There are three things she should have done: stood in front of the Australian flag as a patriot; declared for biological gender – this is a man, and this is a woman; and repudiated the state ALP pushes for Indigenous treaties as examples of divisive racial separatism and in defiance of the referendum’s sentiments.
These stances would have been fully aligned with the party base and conservative beliefs while having overwhelming community support. In failing to take easier steps to appeal to conservatives, Ley might find she has to take far harder steps.
She now faces a diabolical dilemma. She must try to preserve the Coalition yet sufficiently distance the Liberals from the Nationals on net zero.
Is that possible? Can a compromise be found? Any notion she must ditch net zero just to save her political leadership would be a deeply flawed answer.
Here’s the question: who might lead a prolonged Coalition campaign against net zero fighting the onslaught from Labor, teals, greens and the progressive establishment branding the opposition as climate deniers? Neither Ley nor David Littleproud would have a hope in hell of prevailing in that political bloodbath.
The Liberals, penalised by the Nationals, have got themselves into a real fix – undermining Ley without having an alternative candidate at the ready. The only genuine alternative is Angus Taylor, a reality many conservatives thoroughly reject.

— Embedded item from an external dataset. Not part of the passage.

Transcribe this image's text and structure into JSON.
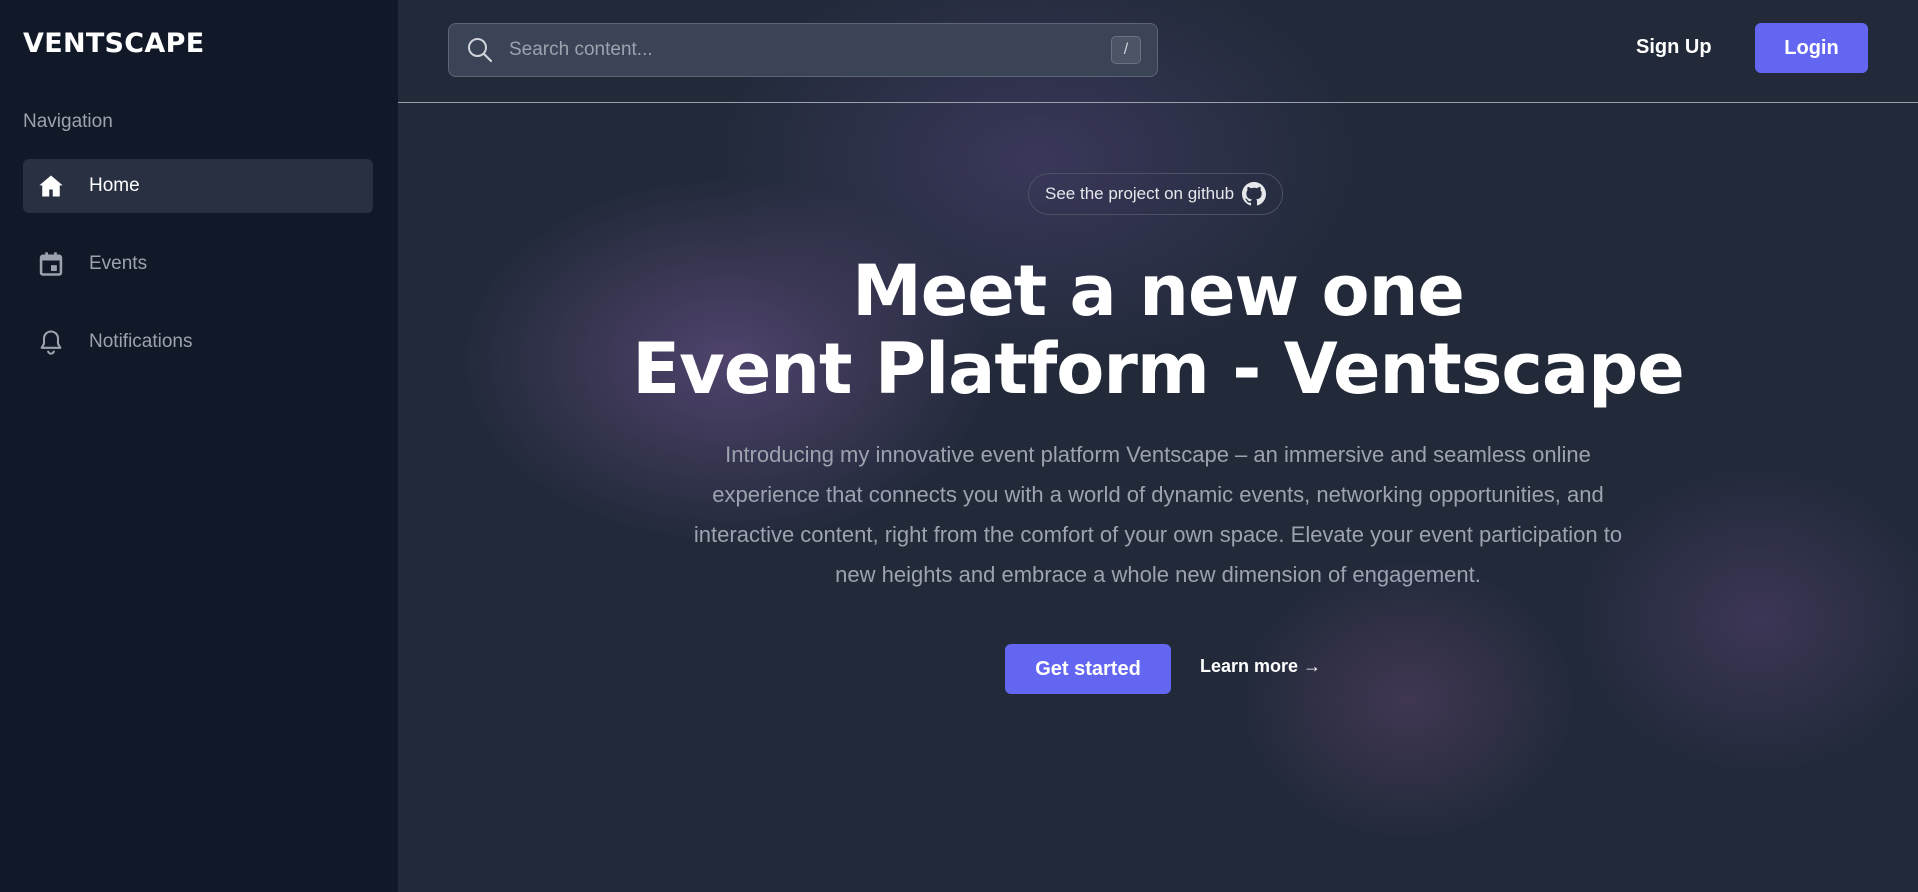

So what does the future hold? Is it ditching net zero, telling Middle Australia it must turn the clock back 20 years on climate policy, brutally overthrowing the party’s first female leader and expecting voters in urban seats to applaud with flowers and votes? But don’t worry, there will be plenty of conservatives assuring you things are playing out just perfectly.
It is time to recall what Anthony Albanese did during the first six months after Labor’s devastating defeat at the 2019 election. Virtually nothing – he bided his time, concealed his hand and made his plans to re-position Labor to the political centre to deny Scott Morrison another negative campaign.